事業内容
象印マホービン株式会社は1918年創業(法人設立1948年)の家庭用品メーカーで、調理家電製品(炊飯ジャー・オーブンレンジ等)、リビング製品(ステンレスマグ・魔法瓶等)、生活家電製品(加湿器・空気清浄機等)の3事業を主軸とする。国内外に製造・販売子会社を持ち、日本・アジア・北中南米等グローバルに展開。
2025年11月期の売上高は91,151百万円で、国内67.4%・海外32.6%の構成。経営方針「BRAND INNOVATION」のもと、従来の家庭用品メーカーから「食」と「暮らし」の課題を解決するソリューションブランドへの進化を目指している。
東京証券取引所プライム市場上場。
ビジネスモデル
国内外の製造子会社(象印ファクトリー・ジャパン、新象製造廠有限公司等)で生産した製品を、国内外の販売子会社を通じて消費者・流通チャネルへ供給する。圧力IH炊飯ジャー「炎舞炊き」等の高単価商品への集中と価格適正化により売上総利益率を改善。
研究開発費994百万円を投じた独自技術(保温・保冷・加熱・断熱)が高付加価値化の源泉となっている。
企業の強み
中期経営計画『SHIFT』(2022〜2025年)の最終年度において、売上高目標90,000百万円に対し91,151百万円、営業利益目標7,200百万円に対し7,436百万円(利益率8.2%)を達成。高単価商品の販売好調と価格転嫁の推進が奏功し、計画超過を実現した。
最上位機種の圧力IH炊飯ジャー「炎舞炊き」は象印史上最高1,400Wの大火力を実現した新製品NX-AA型を開発。オーブンレンジ「EVERINO」も業界初「ツインエンジン構造」搭載モデルを投入し、調理家電製品の売上高は64,384百万円(前期比5.2%増)と全体を牽引している。

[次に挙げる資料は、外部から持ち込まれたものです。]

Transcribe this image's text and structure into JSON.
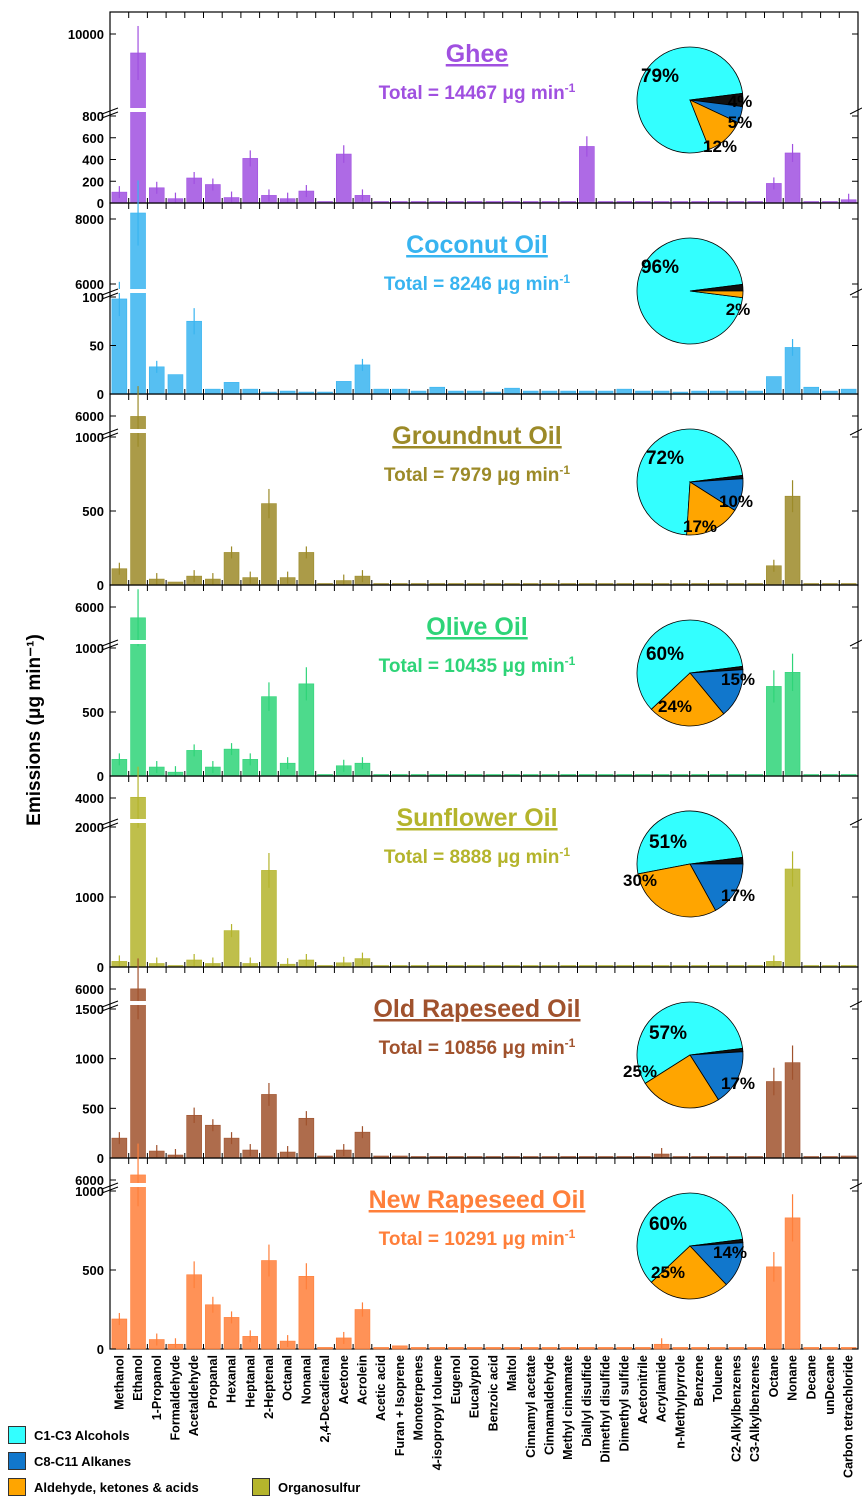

2025年11月期末の自己資本比率は75.0%と高水準を維持。現金及び現金同等物は29,568百万円を保有し、営業キャッシュ・フローは9,930百万円を創出。無借金に近い財務体質のもと、配当金3,474百万円・自己株式取得3,400百万円の株主還元を同時に実施している。
エンヴァリスの着眼点
業績トレンド
過去5期の売上高は77,673→82,534→83,494→87,221→91,151百万円と成長基調を維持。2026年11月期中間期は売上高51,210百万円(前年同期比2.2%増)、営業利益5,212百万円(同7.0%増)と上半期は堅調。
ただし通期予想は営業利益6,600百万円(前期比11.2%減)、経常利益7,100百万円(同14.5%減)と減益見通し。外部要因として円安(前提レートを1ドル=155円に変更)による輸入コスト増加、中東情勢によるナフサ・原材料価格高騰が下期の利益圧迫要因。
国内高付加価値商品の好調と価格転嫁進展が部分的に相殺する構図。
成長戦略
『BEYOND』で2028年11月期売上高100,000百万円・営業利益9,000百万円を目指す
圧力IH炊飯ジャー「炎舞炊き」等の最上位機種を中心に高付加価値商品の販売を強化。オーブンレンジ「EVERINO」の30Lサイズ追加など品揃え拡充も実施。円安による輸入コスト上昇への価格転嫁を進め、中間期の売上総利益率改善(33.9%)に貢献。
2025年9月30日にLin & Partners Distributors Limitedを子会社化し、香港での直接販売体制を構築。自社ブランド以外の商品取り扱いも拡大し、その他セグメントの売上高が前年同期比69.7%増の2,204百万円に貢献。暫定的な会計処理は当中間期に確定済み。
加湿器の需要拡大を捉えた販売強化に加え、サーキュレーターと扇風機を1台で使い分けられる2WAYサーキュレーターを新市場投入。生活家電製品の中間期売上高は3,913百万円(前年同期比12.9%増)と高成長を実現。韓国での加湿器販売伸長も寄与。
2026年2月に象印食堂3店舗目「梅田店」をオープン。炊飯ジャーの商品開発過程で発生する炊飯試験米を原料の一部に使用したアップサイクルビール「ゾウのマイ」を3月に発売し、食品ロス削減とサーキュラーエコノミーへの取り組みを推進。その他売上高の増加に貢献。
米国子会社において米国当局へ関税の還付申請を実施中。当局による審査を経て還付の可否・金額・時期が決定されるため、現時点では不確実であり通期業績見通しには未反映。米国当局は申請対象範囲を段階的に拡大予定で、追加申請も方針として検討中。